Em Apucarana, tanto o Idepplan quando a concessionárias não tem esses números exatos. Mas estimam que as gratuidades passem de 4 mil pessoas, diariamente. A empresa calcula que números possam chegar perto de 6 mil.
Exatamente por conta da falta de controle, uma das propostas que devem ser apresentadas ao Idepplan, por parte da empresa, é a exigência que os idosos passem a ser contabilizados no sistema, ou seja, passem obrigatoriamente pelas roletas dos ônibus. Hoje os idosos entram pelas portas dos fundos, sem que o sistema tenha o registro e controle dos acessos. “Fazendo essa contabilização, poderemos ver o impacto e buscar formas de ajustar isso”, afirma Jacomelli.
Carlos Mendes lembra que a gratuidade para idosos é uma lei federal, o que em tese, obrigaria o Governo Federal a pagar aos sistemas de transporte público pelos usuários idosos. Se de fato pagasse por essa gratuidade, só em Apucarana significaria que o governo federal teria que repassar algo em torno de R$ 5 milhões ao ano.
Para Jacomelli, reequilibrar o sistema tarifário de transporte público, em Apucarana, mesmo considerando o subsídio já praticado, significaria o aporte de mais R$ 350 mil mensais, considerando o ressarcimento das gratuidades no serviço. “Se considerarmos 5 mil usuários por dia, sem pagar pelo serviço, temos algo perto de 200 mil viagens gratuitas a cada mês”, diz Jacomelli, lembrando que, nesse caso, quem paga a conta é o usuário pagante do serviço, já que as gratuidades pressionam o valor das tarifas. O erro, segundo avalia, é que as gratuidades foram incentivadas politicamente em todo o país, sem a devida indicação da fonte de custeio delas.

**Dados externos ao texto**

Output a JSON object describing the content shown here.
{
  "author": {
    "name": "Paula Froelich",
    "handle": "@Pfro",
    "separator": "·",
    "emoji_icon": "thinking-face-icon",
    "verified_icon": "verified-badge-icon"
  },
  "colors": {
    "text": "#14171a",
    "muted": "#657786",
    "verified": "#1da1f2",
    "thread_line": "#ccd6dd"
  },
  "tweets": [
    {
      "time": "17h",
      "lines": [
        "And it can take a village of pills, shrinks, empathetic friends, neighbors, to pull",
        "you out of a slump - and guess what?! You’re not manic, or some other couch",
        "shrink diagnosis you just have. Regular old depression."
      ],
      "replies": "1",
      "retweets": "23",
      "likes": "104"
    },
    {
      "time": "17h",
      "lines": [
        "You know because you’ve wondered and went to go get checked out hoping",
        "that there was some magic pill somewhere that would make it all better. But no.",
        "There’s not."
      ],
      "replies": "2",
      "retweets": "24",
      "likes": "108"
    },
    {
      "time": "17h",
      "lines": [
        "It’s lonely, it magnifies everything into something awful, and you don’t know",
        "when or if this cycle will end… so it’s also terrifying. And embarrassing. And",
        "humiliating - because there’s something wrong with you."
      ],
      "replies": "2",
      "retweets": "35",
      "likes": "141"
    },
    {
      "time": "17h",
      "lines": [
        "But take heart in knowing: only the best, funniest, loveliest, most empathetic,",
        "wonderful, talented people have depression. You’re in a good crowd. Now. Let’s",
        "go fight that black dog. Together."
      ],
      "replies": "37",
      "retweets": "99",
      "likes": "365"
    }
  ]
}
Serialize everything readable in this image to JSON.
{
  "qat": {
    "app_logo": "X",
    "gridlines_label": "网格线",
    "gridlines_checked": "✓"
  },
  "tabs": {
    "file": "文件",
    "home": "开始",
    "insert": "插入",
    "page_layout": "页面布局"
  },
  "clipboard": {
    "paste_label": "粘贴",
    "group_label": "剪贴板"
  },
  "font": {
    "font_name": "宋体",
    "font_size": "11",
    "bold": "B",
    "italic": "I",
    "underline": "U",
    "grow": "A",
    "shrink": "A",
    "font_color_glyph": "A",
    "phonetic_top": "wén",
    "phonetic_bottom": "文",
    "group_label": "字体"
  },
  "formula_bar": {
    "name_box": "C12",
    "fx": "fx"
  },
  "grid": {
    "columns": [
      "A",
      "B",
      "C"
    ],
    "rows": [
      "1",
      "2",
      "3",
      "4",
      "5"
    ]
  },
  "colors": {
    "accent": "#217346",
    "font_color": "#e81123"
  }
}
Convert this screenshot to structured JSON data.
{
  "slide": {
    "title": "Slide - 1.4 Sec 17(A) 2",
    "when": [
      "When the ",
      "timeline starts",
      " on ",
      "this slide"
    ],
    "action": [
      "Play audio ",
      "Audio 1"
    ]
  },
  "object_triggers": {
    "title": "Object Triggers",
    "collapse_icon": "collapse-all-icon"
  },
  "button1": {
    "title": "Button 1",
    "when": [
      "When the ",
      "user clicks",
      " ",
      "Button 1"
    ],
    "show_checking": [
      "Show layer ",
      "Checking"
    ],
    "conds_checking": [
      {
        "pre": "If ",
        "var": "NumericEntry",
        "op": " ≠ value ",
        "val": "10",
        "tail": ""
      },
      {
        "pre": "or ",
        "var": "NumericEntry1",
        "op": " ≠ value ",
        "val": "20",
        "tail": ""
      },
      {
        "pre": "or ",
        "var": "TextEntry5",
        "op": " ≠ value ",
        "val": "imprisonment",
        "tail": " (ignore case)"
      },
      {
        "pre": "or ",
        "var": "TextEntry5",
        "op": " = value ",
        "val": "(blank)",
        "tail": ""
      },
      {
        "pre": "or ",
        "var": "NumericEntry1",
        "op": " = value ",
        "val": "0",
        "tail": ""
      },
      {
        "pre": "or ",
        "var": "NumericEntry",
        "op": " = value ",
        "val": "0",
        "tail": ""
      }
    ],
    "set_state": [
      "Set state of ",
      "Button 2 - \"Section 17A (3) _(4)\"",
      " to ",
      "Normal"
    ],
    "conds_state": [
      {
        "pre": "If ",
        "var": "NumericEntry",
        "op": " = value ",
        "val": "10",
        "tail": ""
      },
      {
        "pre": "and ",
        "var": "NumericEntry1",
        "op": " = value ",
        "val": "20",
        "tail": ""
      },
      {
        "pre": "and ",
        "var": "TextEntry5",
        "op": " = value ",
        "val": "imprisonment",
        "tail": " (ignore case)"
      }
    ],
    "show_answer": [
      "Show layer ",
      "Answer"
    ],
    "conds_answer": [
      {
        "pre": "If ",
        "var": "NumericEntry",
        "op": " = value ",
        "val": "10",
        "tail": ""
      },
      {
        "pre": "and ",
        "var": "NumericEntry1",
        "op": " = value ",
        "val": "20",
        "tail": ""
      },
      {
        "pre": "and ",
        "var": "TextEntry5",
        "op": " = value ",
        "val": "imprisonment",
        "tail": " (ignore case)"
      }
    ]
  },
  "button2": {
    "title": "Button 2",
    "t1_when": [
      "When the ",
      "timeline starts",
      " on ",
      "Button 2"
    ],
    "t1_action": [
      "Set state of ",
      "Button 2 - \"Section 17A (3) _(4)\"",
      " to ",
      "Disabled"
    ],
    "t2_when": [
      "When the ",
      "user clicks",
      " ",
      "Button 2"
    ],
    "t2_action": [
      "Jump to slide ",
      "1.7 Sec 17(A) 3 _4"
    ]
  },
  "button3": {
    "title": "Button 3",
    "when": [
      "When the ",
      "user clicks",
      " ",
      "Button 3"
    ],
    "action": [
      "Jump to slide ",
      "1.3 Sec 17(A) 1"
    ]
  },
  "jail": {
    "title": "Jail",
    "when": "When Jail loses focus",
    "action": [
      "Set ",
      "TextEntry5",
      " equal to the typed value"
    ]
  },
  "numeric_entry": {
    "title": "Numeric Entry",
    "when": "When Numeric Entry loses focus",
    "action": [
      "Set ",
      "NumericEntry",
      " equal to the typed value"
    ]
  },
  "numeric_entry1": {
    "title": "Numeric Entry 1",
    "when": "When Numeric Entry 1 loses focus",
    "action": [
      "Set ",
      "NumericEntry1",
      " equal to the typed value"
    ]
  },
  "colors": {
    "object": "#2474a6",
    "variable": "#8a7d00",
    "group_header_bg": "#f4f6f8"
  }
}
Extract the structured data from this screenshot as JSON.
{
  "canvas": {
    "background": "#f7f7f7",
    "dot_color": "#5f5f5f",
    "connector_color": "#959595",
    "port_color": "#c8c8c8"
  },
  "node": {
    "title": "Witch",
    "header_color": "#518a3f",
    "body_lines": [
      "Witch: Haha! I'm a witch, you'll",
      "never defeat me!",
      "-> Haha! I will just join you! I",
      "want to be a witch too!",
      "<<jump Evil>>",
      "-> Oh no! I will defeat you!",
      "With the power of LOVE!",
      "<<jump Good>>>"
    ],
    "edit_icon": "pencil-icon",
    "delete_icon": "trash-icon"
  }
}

Segundo ele, a tarifa técnica do transporte público de Apucarana, é de R$ 5,58, considerando os parâmetros e exigências previstas no edital da concorrência pública, feita em 2019. Ele apresenta essa tarifa técnica e outros dados da conjuntura econômica, para buscar novos ajustes de valores com a administração municipal. “O valor do diesel, por exemplo, simplesmente dobrou entre 2020 e 2022. O custo dos pneus também dobrou. Um abrigo, nas especificações do contrato, triplicou de preço desde a assinatura do contrato, por conta da alta de preços dos produtos no mercado”, relata. Segundo o empresário, o diesel, que é o segundo maior impacto na planilha de custos da empresa (perde para mão-de-obra), já representou entre 8% e 9% dos custos, atualmente representa pelo menos 25%.
Carlos Mendes e Roberto Jacomelli confirmaram à reportagem que os encontros entre as partes têm sido constantes para construir soluções e garantir o sistema. Eles tiveram uma reunião nesta quarta-feira (15), quando o Idepplan notificou a empresa sobre a construção de novos pontos de ônibus, conforme previsto em contrato e também cobrou a ampliação do número de ônibus nos horários de maior movimento de usuários, nas linhas mais movimentadas, para evitar as superlotações, alvos de constantes reclamações. À reportagem, Jacomelli assegurou que a empresa vai cumprir o contrato na íntegra e explicou que o ritmo das instalações de novos abrigos foi prejudicado por conta da queda de faturamento, com a redução dos usuários no período, além da alta dos preços dos insumos.